In a bid to calm frayed nerves, the Nigerian military issued a statement, saying the generals had not been retired.
“You are all aware of the appointment of the new Chief of Army Staff, Major General Farouk Yahaya. This has stirred up lot of rumours in the media about mass retirements in the military. I wish to use this medium to dispel such unfounded rumours. Retirement is only on a voluntary basis for senior officers who desire to do so. At this point, no retirements have been authorised by the Military High command,” a statement by the acting director of defence media operations, Brigadier General Bernard Onyeuko, read.
But sources say that the military was not being completely honest. A confidential letter dated 10 June that was signed by Rear Admiral AB Adamu on behalf of the Chief of Defence Staff conveyed an invitation to all the affected generals.
A general who attended the meeting said they were told to go on courses of their choice, a move to keep them on the sidelines for the next year.
He said: “We were asked to go on courses of our choice for about a year.
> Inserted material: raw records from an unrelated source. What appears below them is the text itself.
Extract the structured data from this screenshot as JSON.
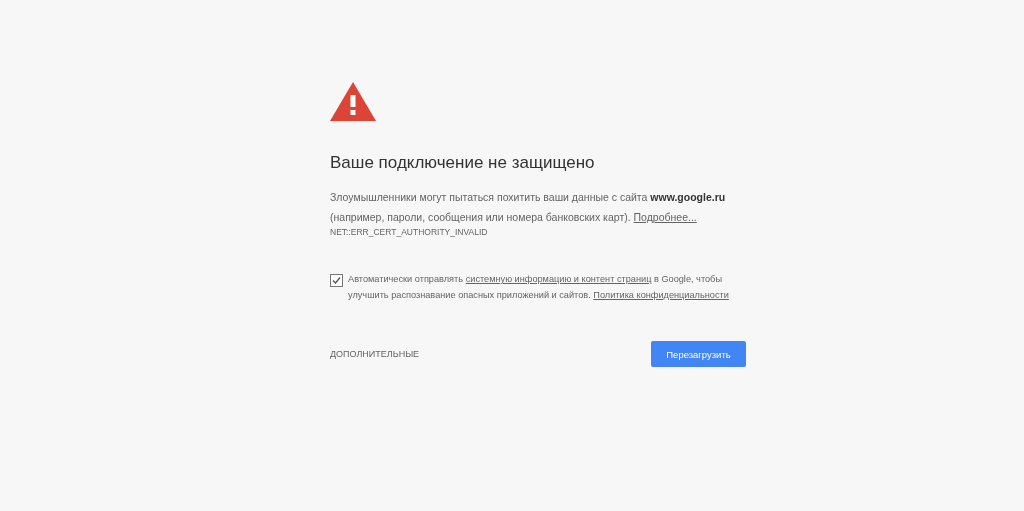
{
  "heading": "Ваше подключение не защищено",
  "explanation": [
    {
      "kind": "text",
      "text": "Злоумышленники могут пытаться похитить ваши данные с сайта "
    },
    {
      "kind": "bold",
      "text": "www.google.ru"
    },
    {
      "kind": "text",
      "text": " (например, пароли, сообщения или номера банковских карт). "
    },
    {
      "kind": "link",
      "text": "Подробнее..."
    }
  ],
  "error_code": "NET::ERR_CERT_AUTHORITY_INVALID",
  "report": {
    "checked": true,
    "parts": [
      {
        "kind": "text",
        "text": "Автоматически отправлять "
      },
      {
        "kind": "link",
        "text": "системную информацию и контент страниц"
      },
      {
        "kind": "text",
        "text": " в Google, чтобы улучшить распознавание опасных приложений и сайтов. "
      },
      {
        "kind": "link",
        "text": "Политика конфиденциальности"
      }
    ]
  },
  "advanced_button": "ДОПОЛНИТЕЛЬНЫЕ",
  "reload_button": "Перезагрузить"
}
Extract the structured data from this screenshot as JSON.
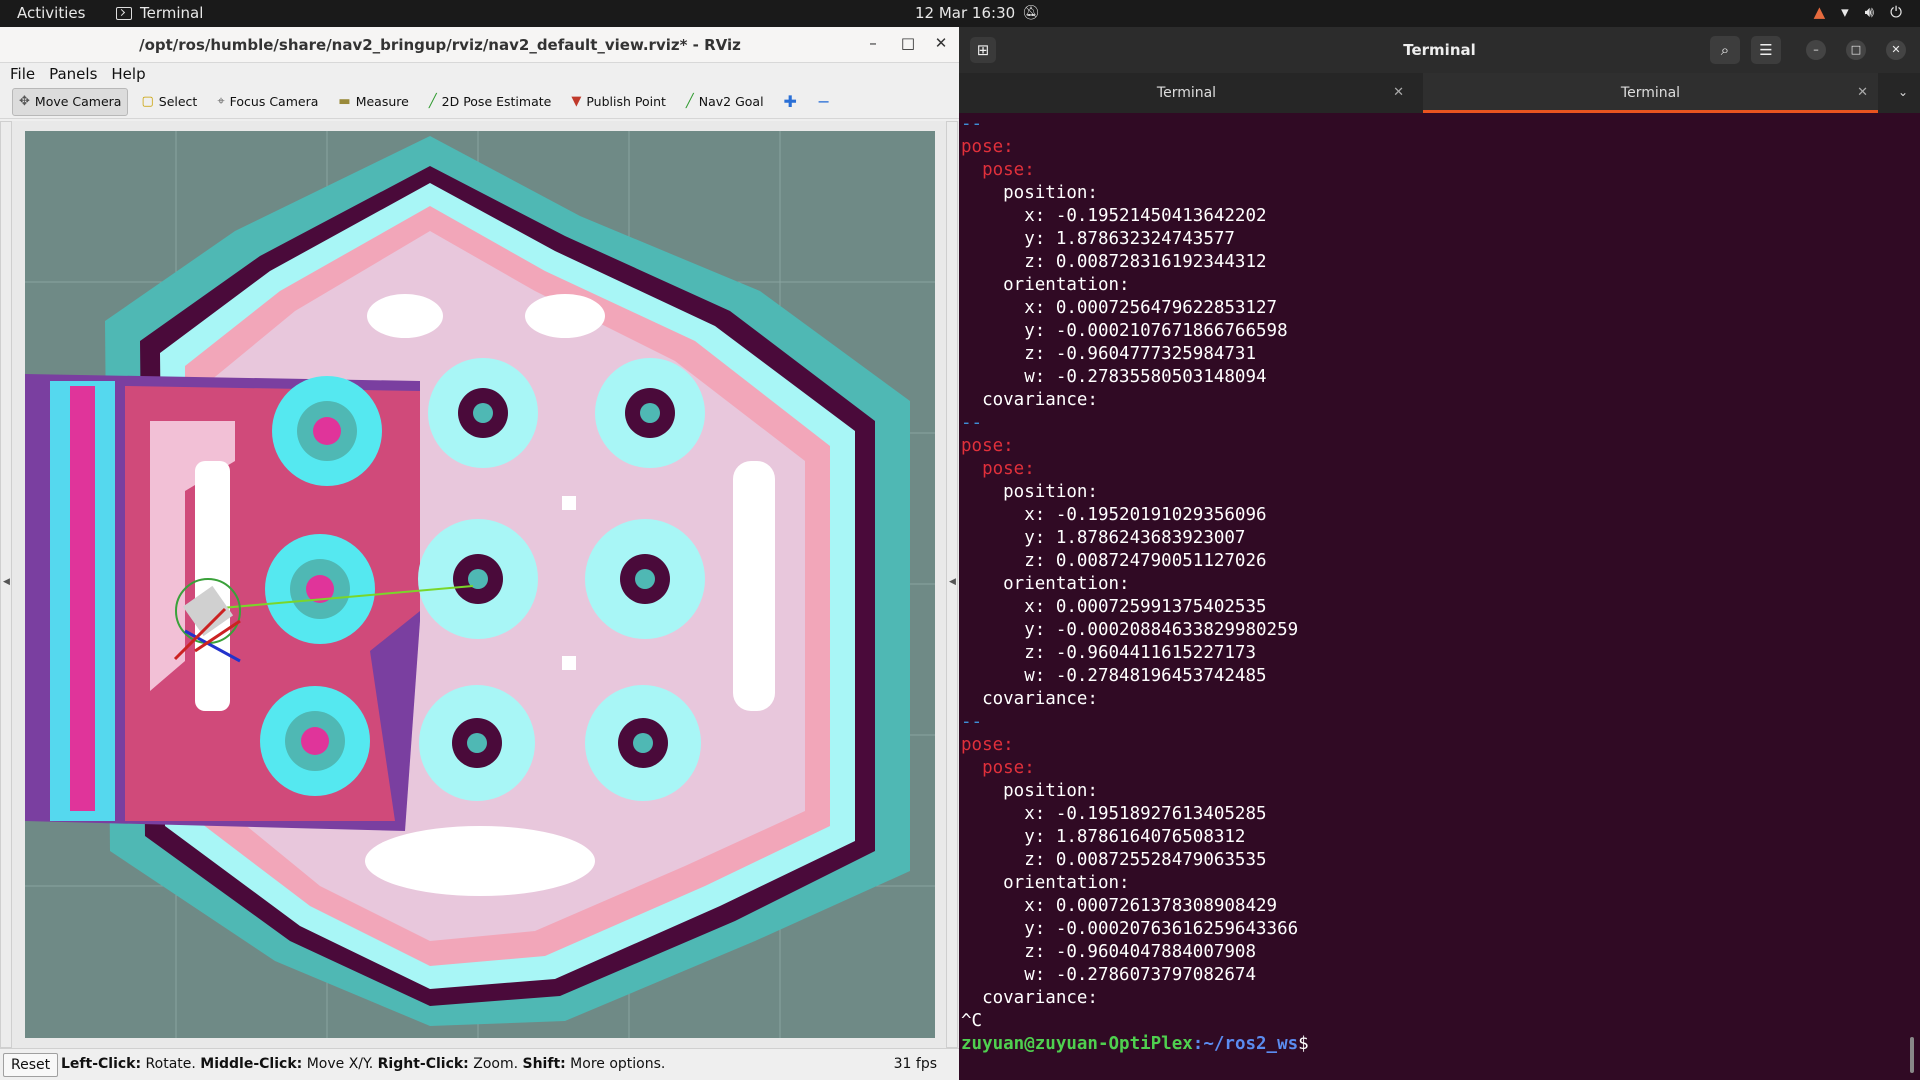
{
  "topbar": {
    "activities": "Activities",
    "app_name": "Terminal",
    "clock": "12 Mar  16:30"
  },
  "rviz": {
    "title": "/opt/ros/humble/share/nav2_bringup/rviz/nav2_default_view.rviz* - RViz",
    "menu": [
      "File",
      "Panels",
      "Help"
    ],
    "tools": [
      {
        "label": "Move Camera",
        "icon": "move-camera-icon",
        "active": true
      },
      {
        "label": "Select",
        "icon": "select-icon",
        "active": false
      },
      {
        "label": "Focus Camera",
        "icon": "focus-camera-icon",
        "active": false
      },
      {
        "label": "Measure",
        "icon": "measure-icon",
        "active": false
      },
      {
        "label": "2D Pose Estimate",
        "icon": "pose-estimate-icon",
        "active": false
      },
      {
        "label": "Publish Point",
        "icon": "publish-point-icon",
        "active": false
      },
      {
        "label": "Nav2 Goal",
        "icon": "nav2-goal-icon",
        "active": false
      }
    ],
    "status": {
      "reset_label": "Reset",
      "hint_parts": [
        {
          "b": "Left-Click:",
          "t": " Rotate. "
        },
        {
          "b": "Middle-Click:",
          "t": " Move X/Y. "
        },
        {
          "b": "Right-Click:",
          "t": " Zoom. "
        },
        {
          "b": "Shift:",
          "t": " More options."
        }
      ],
      "fps": "31 fps"
    }
  },
  "terminal": {
    "title": "Terminal",
    "tabs": [
      "Terminal",
      "Terminal"
    ],
    "blocks": [
      {
        "position": [
          "-0.19521450413642202",
          "1.878632324743577",
          "0.008728316192344312"
        ],
        "orientation": [
          "0.0007256479622853127",
          "-0.0002107671866766598",
          "-0.9604777325984731",
          "-0.27835580503148094"
        ]
      },
      {
        "position": [
          "-0.19520191029356096",
          "1.8786243683923007",
          "0.008724790051127026"
        ],
        "orientation": [
          "0.000725991375402535",
          "-0.00020884633829980259",
          "-0.9604411615227173",
          "-0.27848196453742485"
        ]
      },
      {
        "position": [
          "-0.19518927613405285",
          "1.8786164076508312",
          "0.008725528479063535"
        ],
        "orientation": [
          "0.0007261378308908429",
          "-0.00020763616259643366",
          "-0.9604047884007908",
          "-0.2786073797082674"
        ]
      }
    ],
    "interrupt": "^C",
    "prompt_user": "zuyuan@zuyuan-OptiPlex",
    "prompt_path": ":~/ros2_ws",
    "prompt_end": "$"
  },
  "colors": {
    "terminal_bg": "#300a24",
    "key_red": "#e0303b",
    "map_bg": "#6f8a86",
    "cost_teal": "#4fb8b4",
    "cost_cyan": "#a8f6f6",
    "cost_pink": "#f2a6b9",
    "cost_lavender": "#d7aed6",
    "obstacle": "#4a0a3a",
    "local_cost_purple": "#7a3fa0",
    "local_cost_magenta": "#e0349a",
    "accent_orange": "#e95420"
  }
}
The aim is to make us redundant based on the new policy, but it will not be immediate. Probably, once the new Chief of Army Staff is confirmed by the national assembly, the shakeup will take place.”
Some generals are lobbying for special concessions but only a handful of them are likely to get them. As things stand, the generals are still reporting at their duty posts but things remain uncertain for them.
Bloat or necessary resources?
A military source says: “Ideally, there shouldn’t be too many generals in the system because of the wage bill. Besides, as it stands, many of these generals don’t even hold any significant appointments in the military. The problem was that the previous service chiefs stayed for too long, nearly six years. This clogged the system because many of the generals were not retiring. So, there is a deliberate attempt to purge the military of redundant generals.”
But a retired Major General, Henry Ayoola, says the new policy had no basis as it was not included in the Harmonised Terms and Conditions of Service of the military which guides the military’s policies.
Ayoola argues that while it made sense for those senior to the service chief of a particular military branch to retire, it makes no sense trying to ease out seniors in other branches of the military who ordinarily will have no interaction with the branch chief.
“If they are sent on course and not retired, it is a neat way of doing things but not a necessity in my opinion. The Chief of Army Staff will not have any interactions with his seniors who are in the navy and the air force. The military should stick to the Harmonised Terms and Conditions of Service and implement it,” he said.
Buhari to blame?
But a retired rear admiral tells The Africa Report that Buhari was to blame for the impending retirement of generals.
He argues that the mass retirement could weaken the war against insecurity.
The rear admiral says: “When General Tukur Buratai of Regular Course 29 was appointed Chief of Army Staff in July 2015, President Buhari skipped Courses 25, 26, 27 and 28 to pick him. All his seniors in the army were eased out, while those in the navy and air force were not affected.”
“In this recent appointment, the President just caused a deliberate problem by skipping highly qualified seniors, even from the north, to pick a Course 37 officer to lead the army. It is a deliberate attempt to truncate careers and this will weaken the fight against the various security challenges facing this country.”